16.  I suggested that discounts given (other than settlement discounts) should go to reduce revenue and discounts received (other than settlement discounts) should go to reduce purchases.

17.  I was not happy with recognising revenue when the entity invoices the client and have suggested that they have a proper revenue recognition standard in place.

18.  I suggested that we delete references to STC as STC is on the way to oblivion.

19.  I feel that there should be some guidance for accounting for foreign branches.

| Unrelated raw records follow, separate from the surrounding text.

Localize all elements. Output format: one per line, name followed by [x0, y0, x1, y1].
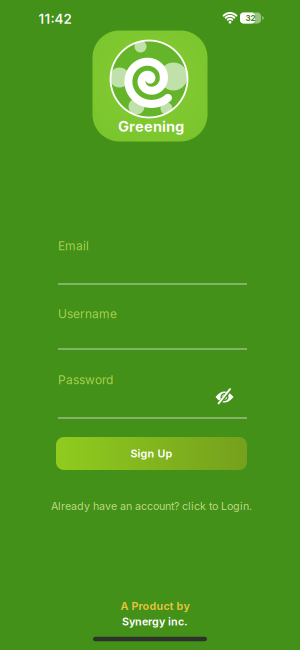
staticText: Username [58, 307, 117, 321]
staticText: Greening [118, 118, 184, 135]
button[interactable]: Already have an account? click to Login. [51, 500, 252, 512]
button[interactable]: Show password [211, 386, 239, 408]
staticText: Synergy inc. [122, 615, 188, 628]
staticText: 32 [246, 13, 256, 23]
staticText: Password [58, 373, 113, 387]
staticText: Already have an account? click to Login. [51, 500, 252, 512]
button[interactable]: Sign Up [56, 437, 247, 470]
staticText: 11:42 [38, 11, 72, 27]
staticText: Email [58, 239, 89, 253]
staticText: A Product by [120, 600, 190, 612]
staticText: Sign Up [130, 447, 172, 460]
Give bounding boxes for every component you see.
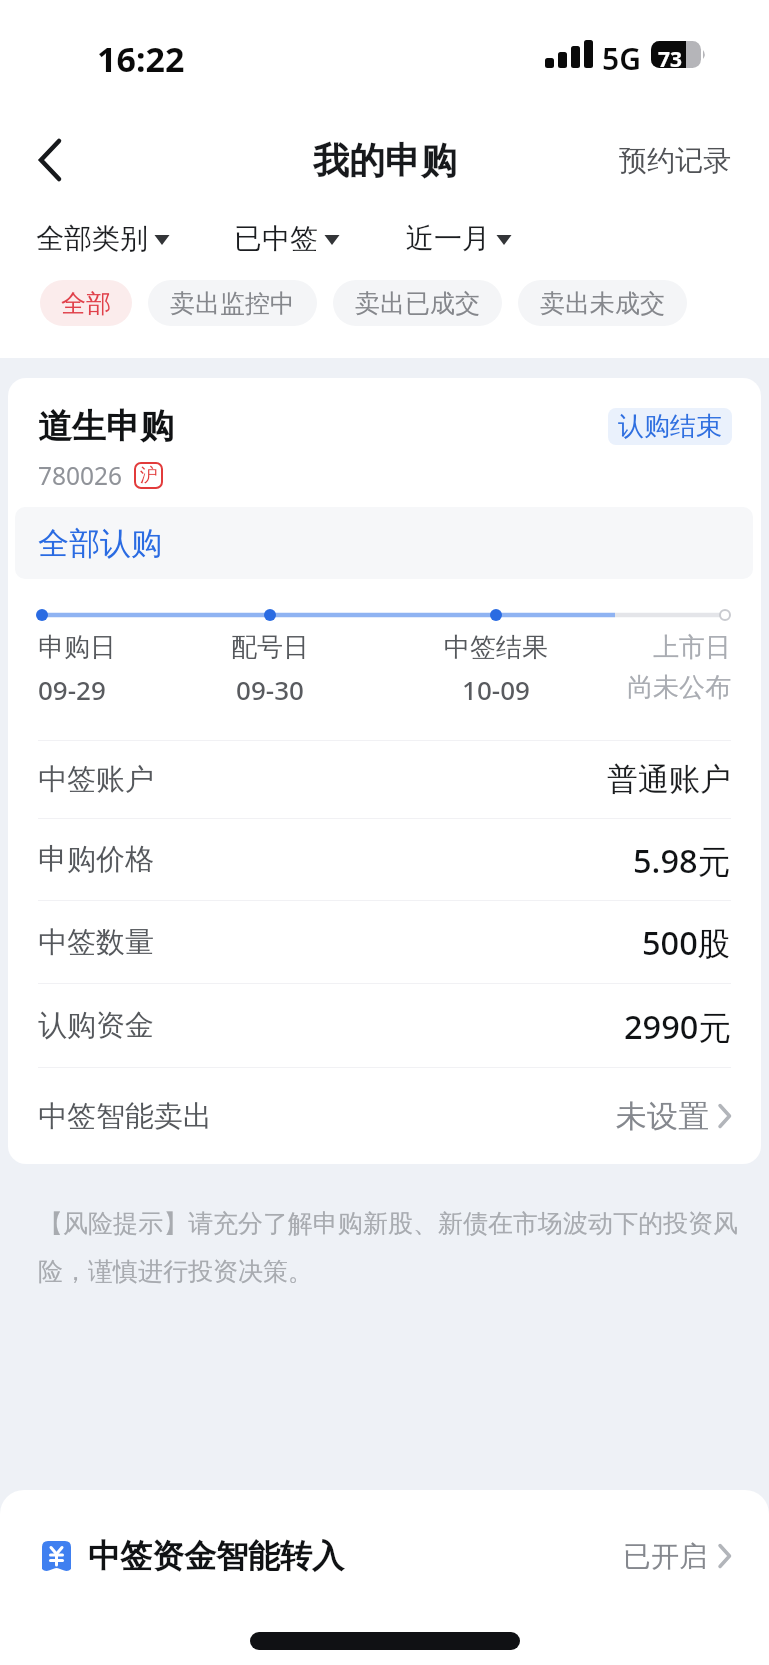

20.  The ED does not permit debit deferred tax to be raised for tax losses and tax credits. I would prefer it if this were allowed as it would result in a better measure of profitability. If the user does not like the asset on the statement of assets and liabilities, he or she can reverse it.

I also made some editorial suggestions.


I withdraw my reservations about this idea. I think that SAICA is on the right track here. Practitioners cannot wait for the demise of all the stupidities they have to put up with for little entities where no value is added.

Please give this initiative your full support and help the authors to push for completion in time for preparation of the 28 February 2010 financials.

Congratulations to all those involved in this initiative. I really did not think that SA would win on this issue but it looks like I was wrong.